We both had some rehydration salts and decided to try and do something with our extra day in Phnom Penh. We wandered out into the afternoon heat to check out some markets nearby. We saw a couple of markets that were just beginning to close, and then found one night market. None of them were particularly exciting and we came away almost empty handed.

We grabbed some dinner along the riverside and decided we both felt well enough finally to go out and see some of the bars in Phnom Penh. Unfortunately, what we mostly found was the seedier side of Phnom Penh – a lot of bars which were very clearly catering to a specific tourist demographic: western men. If you know what I mean…

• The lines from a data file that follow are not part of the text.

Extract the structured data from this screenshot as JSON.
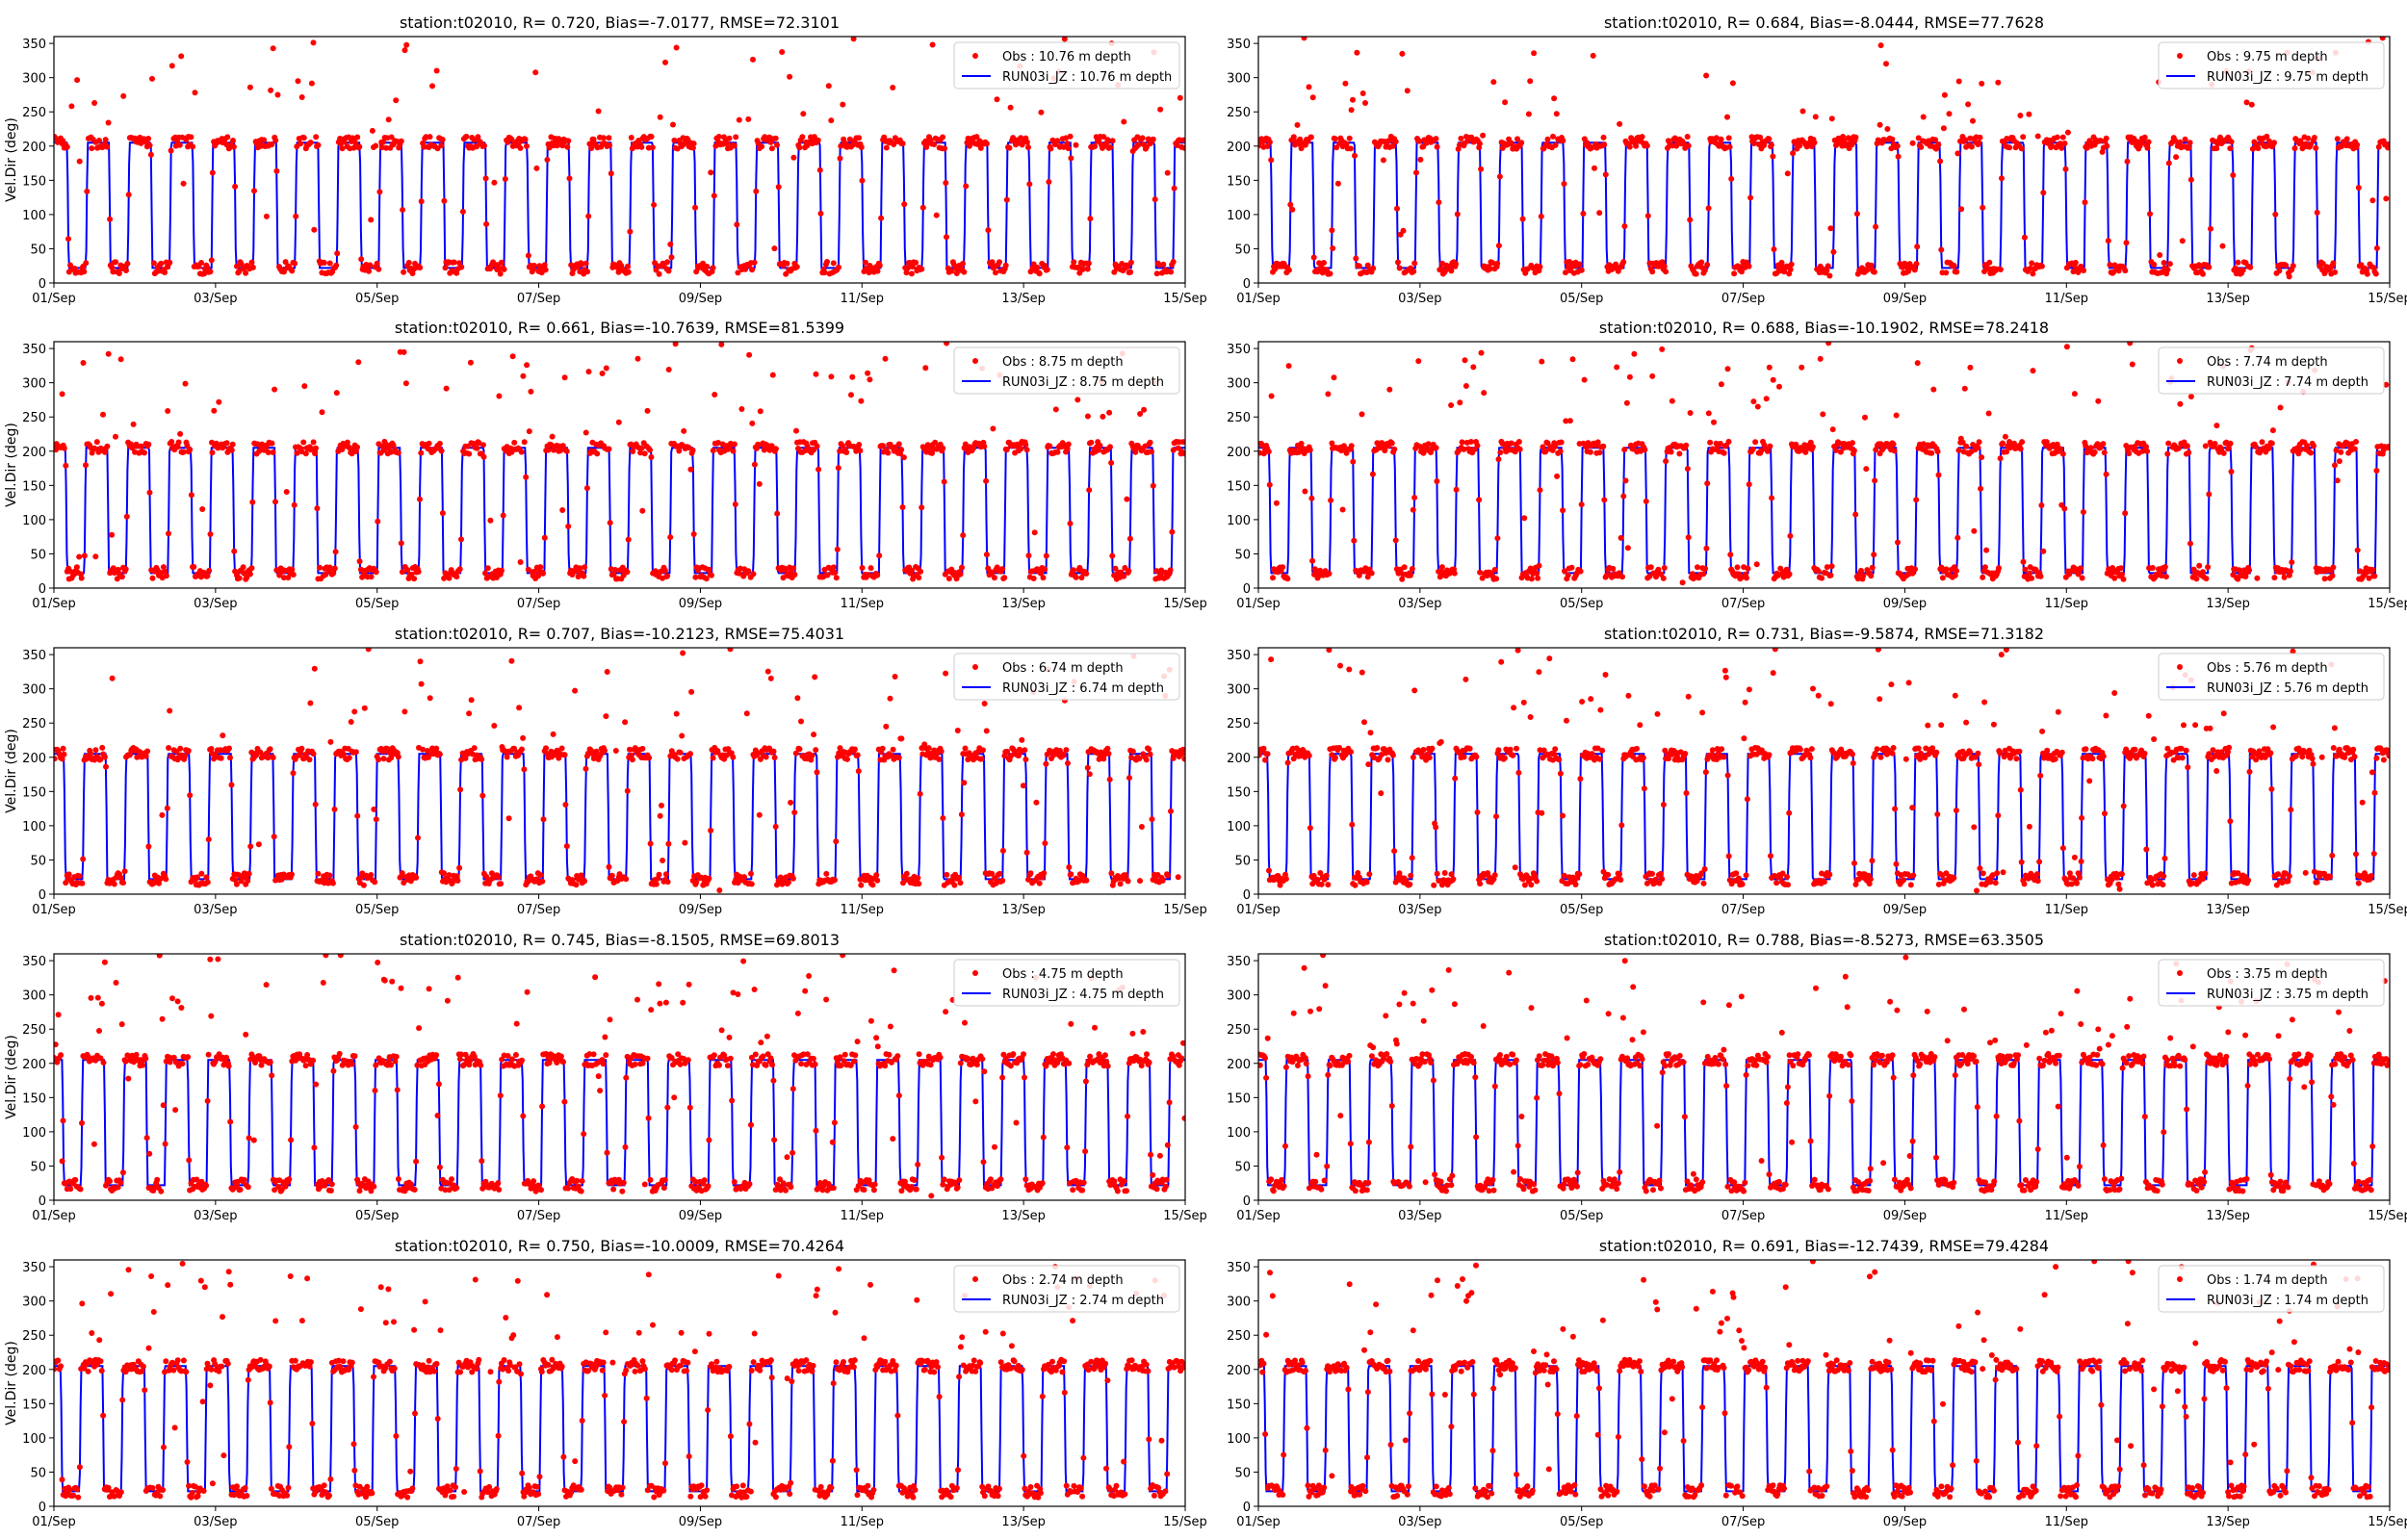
{
  "figure": {
    "rows": 5,
    "cols": 2
  },
  "style": {
    "obs_color": "#ff0000",
    "model_color": "#0000ff",
    "axis_color": "#000000"
  },
  "chart_data": [
    {
      "type": "line",
      "title": "station:t02010, R= 0.720, Bias=-7.0177, RMSE=72.3101",
      "ylabel": "Vel.Dir (deg)",
      "xlabel": "",
      "ylim": [
        0,
        360
      ],
      "yticks": [
        0,
        50,
        100,
        150,
        200,
        250,
        300,
        350
      ],
      "xticks": [
        "01/Sep",
        "03/Sep",
        "05/Sep",
        "07/Sep",
        "09/Sep",
        "11/Sep",
        "13/Sep",
        "15/Sep"
      ],
      "xrange_days": [
        0,
        14
      ],
      "legend": "top-right",
      "series": [
        {
          "name": "Obs : 10.76 m depth",
          "style": "scatter"
        },
        {
          "name": "RUN03i_JZ : 10.76 m depth",
          "style": "line"
        }
      ]
    },
    {
      "type": "line",
      "title": "station:t02010, R= 0.684, Bias=-8.0444, RMSE=77.7628",
      "ylabel": "",
      "xlabel": "",
      "ylim": [
        0,
        360
      ],
      "yticks": [
        0,
        50,
        100,
        150,
        200,
        250,
        300,
        350
      ],
      "xticks": [
        "01/Sep",
        "03/Sep",
        "05/Sep",
        "07/Sep",
        "09/Sep",
        "11/Sep",
        "13/Sep",
        "15/Sep"
      ],
      "xrange_days": [
        0,
        14
      ],
      "legend": "top-right",
      "series": [
        {
          "name": "Obs : 9.75 m depth",
          "style": "scatter"
        },
        {
          "name": "RUN03i_JZ : 9.75 m depth",
          "style": "line"
        }
      ]
    },
    {
      "type": "line",
      "title": "station:t02010, R= 0.661, Bias=-10.7639, RMSE=81.5399",
      "ylabel": "Vel.Dir (deg)",
      "xlabel": "",
      "ylim": [
        0,
        360
      ],
      "yticks": [
        0,
        50,
        100,
        150,
        200,
        250,
        300,
        350
      ],
      "xticks": [
        "01/Sep",
        "03/Sep",
        "05/Sep",
        "07/Sep",
        "09/Sep",
        "11/Sep",
        "13/Sep",
        "15/Sep"
      ],
      "xrange_days": [
        0,
        14
      ],
      "legend": "top-right",
      "series": [
        {
          "name": "Obs : 8.75 m depth",
          "style": "scatter"
        },
        {
          "name": "RUN03i_JZ : 8.75 m depth",
          "style": "line"
        }
      ]
    },
    {
      "type": "line",
      "title": "station:t02010, R= 0.688, Bias=-10.1902, RMSE=78.2418",
      "ylabel": "",
      "xlabel": "",
      "ylim": [
        0,
        360
      ],
      "yticks": [
        0,
        50,
        100,
        150,
        200,
        250,
        300,
        350
      ],
      "xticks": [
        "01/Sep",
        "03/Sep",
        "05/Sep",
        "07/Sep",
        "09/Sep",
        "11/Sep",
        "13/Sep",
        "15/Sep"
      ],
      "xrange_days": [
        0,
        14
      ],
      "legend": "top-right",
      "series": [
        {
          "name": "Obs : 7.74 m depth",
          "style": "scatter"
        },
        {
          "name": "RUN03i_JZ : 7.74 m depth",
          "style": "line"
        }
      ]
    },
    {
      "type": "line",
      "title": "station:t02010, R= 0.707, Bias=-10.2123, RMSE=75.4031",
      "ylabel": "Vel.Dir (deg)",
      "xlabel": "",
      "ylim": [
        0,
        360
      ],
      "yticks": [
        0,
        50,
        100,
        150,
        200,
        250,
        300,
        350
      ],
      "xticks": [
        "01/Sep",
        "03/Sep",
        "05/Sep",
        "07/Sep",
        "09/Sep",
        "11/Sep",
        "13/Sep",
        "15/Sep"
      ],
      "xrange_days": [
        0,
        14
      ],
      "legend": "top-right",
      "series": [
        {
          "name": "Obs : 6.74 m depth",
          "style": "scatter"
        },
        {
          "name": "RUN03i_JZ : 6.74 m depth",
          "style": "line"
        }
      ]
    },
    {
      "type": "line",
      "title": "station:t02010, R= 0.731, Bias=-9.5874, RMSE=71.3182",
      "ylabel": "",
      "xlabel": "",
      "ylim": [
        0,
        360
      ],
      "yticks": [
        0,
        50,
        100,
        150,
        200,
        250,
        300,
        350
      ],
      "xticks": [
        "01/Sep",
        "03/Sep",
        "05/Sep",
        "07/Sep",
        "09/Sep",
        "11/Sep",
        "13/Sep",
        "15/Sep"
      ],
      "xrange_days": [
        0,
        14
      ],
      "legend": "top-right",
      "series": [
        {
          "name": "Obs : 5.76 m depth",
          "style": "scatter"
        },
        {
          "name": "RUN03i_JZ : 5.76 m depth",
          "style": "line"
        }
      ]
    },
    {
      "type": "line",
      "title": "station:t02010, R= 0.745, Bias=-8.1505, RMSE=69.8013",
      "ylabel": "Vel.Dir (deg)",
      "xlabel": "",
      "ylim": [
        0,
        360
      ],
      "yticks": [
        0,
        50,
        100,
        150,
        200,
        250,
        300,
        350
      ],
      "xticks": [
        "01/Sep",
        "03/Sep",
        "05/Sep",
        "07/Sep",
        "09/Sep",
        "11/Sep",
        "13/Sep",
        "15/Sep"
      ],
      "xrange_days": [
        0,
        14
      ],
      "legend": "top-right",
      "series": [
        {
          "name": "Obs : 4.75 m depth",
          "style": "scatter"
        },
        {
          "name": "RUN03i_JZ : 4.75 m depth",
          "style": "line"
        }
      ]
    },
    {
      "type": "line",
      "title": "station:t02010, R= 0.788, Bias=-8.5273, RMSE=63.3505",
      "ylabel": "",
      "xlabel": "",
      "ylim": [
        0,
        360
      ],
      "yticks": [
        0,
        50,
        100,
        150,
        200,
        250,
        300,
        350
      ],
      "xticks": [
        "01/Sep",
        "03/Sep",
        "05/Sep",
        "07/Sep",
        "09/Sep",
        "11/Sep",
        "13/Sep",
        "15/Sep"
      ],
      "xrange_days": [
        0,
        14
      ],
      "legend": "top-right",
      "series": [
        {
          "name": "Obs : 3.75 m depth",
          "style": "scatter"
        },
        {
          "name": "RUN03i_JZ : 3.75 m depth",
          "style": "line"
        }
      ]
    },
    {
      "type": "line",
      "title": "station:t02010, R= 0.750, Bias=-10.0009, RMSE=70.4264",
      "ylabel": "Vel.Dir (deg)",
      "xlabel": "",
      "ylim": [
        0,
        360
      ],
      "yticks": [
        0,
        50,
        100,
        150,
        200,
        250,
        300,
        350
      ],
      "xticks": [
        "01/Sep",
        "03/Sep",
        "05/Sep",
        "07/Sep",
        "09/Sep",
        "11/Sep",
        "13/Sep",
        "15/Sep"
      ],
      "xrange_days": [
        0,
        14
      ],
      "legend": "top-right",
      "series": [
        {
          "name": "Obs : 2.74 m depth",
          "style": "scatter"
        },
        {
          "name": "RUN03i_JZ : 2.74 m depth",
          "style": "line"
        }
      ]
    },
    {
      "type": "line",
      "title": "station:t02010, R= 0.691, Bias=-12.7439, RMSE=79.4284",
      "ylabel": "",
      "xlabel": "",
      "ylim": [
        0,
        360
      ],
      "yticks": [
        0,
        50,
        100,
        150,
        200,
        250,
        300,
        350
      ],
      "xticks": [
        "01/Sep",
        "03/Sep",
        "05/Sep",
        "07/Sep",
        "09/Sep",
        "11/Sep",
        "13/Sep",
        "15/Sep"
      ],
      "xrange_days": [
        0,
        14
      ],
      "legend": "top-right",
      "series": [
        {
          "name": "Obs : 1.74 m depth",
          "style": "scatter"
        },
        {
          "name": "RUN03i_JZ : 1.74 m depth",
          "style": "line"
        }
      ]
    }
  ],
  "model_signal": {
    "note_semantics": "approximate shape of the modelled direction series (deg) versus time (days since 01/Sep)",
    "high_value": 205,
    "low_value": 22,
    "period_days": 0.5175,
    "high_fraction": 0.55
  }
}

The next morning we had to check out of our hostel at 10am, but we’d booked ourselves onto a night bus to Siem Reap that evening, so we left our bags in the lobby and headed out for one final day in Phnom Penh. Sam had found a leaflet for a traditional knife shop, and keen to get a souvenir, he dragged us off to find the place. It wasn’t actually too hard to find, only a few blocks from our hostel on the river front. We had a look around and although Sam failed to find a knife that took his fancy, I ended up buying a pendant in the shape of the Chinese symbol for Rabbit – the Chinese year I was born.

We grabbed a late breakfast and then had another wander around some of the markets nearby. The markets were exhausting – bustling and hot, with the constant murmur of people trying to sell you things. Look at any one item or stall for more than a few seconds and the stall owner will pounce. I managed to get a chain for my pendant and haggle a reasonably OK price and we left, feeling rather drained.

We still hadn’t made it into the Royal Palace, and I really wanted to go, so we headed back to the hostel to go and get changed into Palace-appropriate attire (no exposed knees or shoulders). The day was getting on though, and I tried to rush things along so we wouldn’t miss it. Unfortunately, my concerns were not unfounded as when we got to the palace at around 4.30pm, it was closed. Disappointed, we tried to make the best of things by walking along outside the palace and the temples that surround it and peeping in through the gates to watch the sun set behind the golden spires.

For some reason, we stumbled upon a man who had some kind of remote-controlled flying… thing. It wasn’t a plane, exactly, it looked very robotic, and legs on it’s sides suggested it might also be able to walk, although we never saw that. But it flew very well, and a crowd began to gather watching it fly. I was amazed that the police didn’t have anything to say about it – there were some stationed in the street only a few meters away. The police presence in Phnom Penh was pretty noticeable while we there, most likely because of riots that had happened in the capital only a day or two before we arrived.

With only a few hours left before our late-night bus to Siem Reap, we had a nice afternoon beer in the fading sunshine outside a bar on the riverfront, and then found a restaurant around the corner for some dinner. For some reason, I think there was an offer on or something, we ordered a pitcher of Cambodia beer. Sam quickly decided he wasn’t really well enough to drink beer yet, though, so I ended up having to finish the entire thing! With me feeling a little merry, we walked back to the hostel, gathered our things outside and waited to be collected for our bus. We were taken to the bus depot where we got on board and made a rather wonderful discovery – we’d inadvertently bought tickets for a ‘Hotel bus’ which meant we’d get a flat bed to sleep on in a private compartment. Jackpot! Perhaps this long-distance bus journey wouldn’t be as unbearable as the last.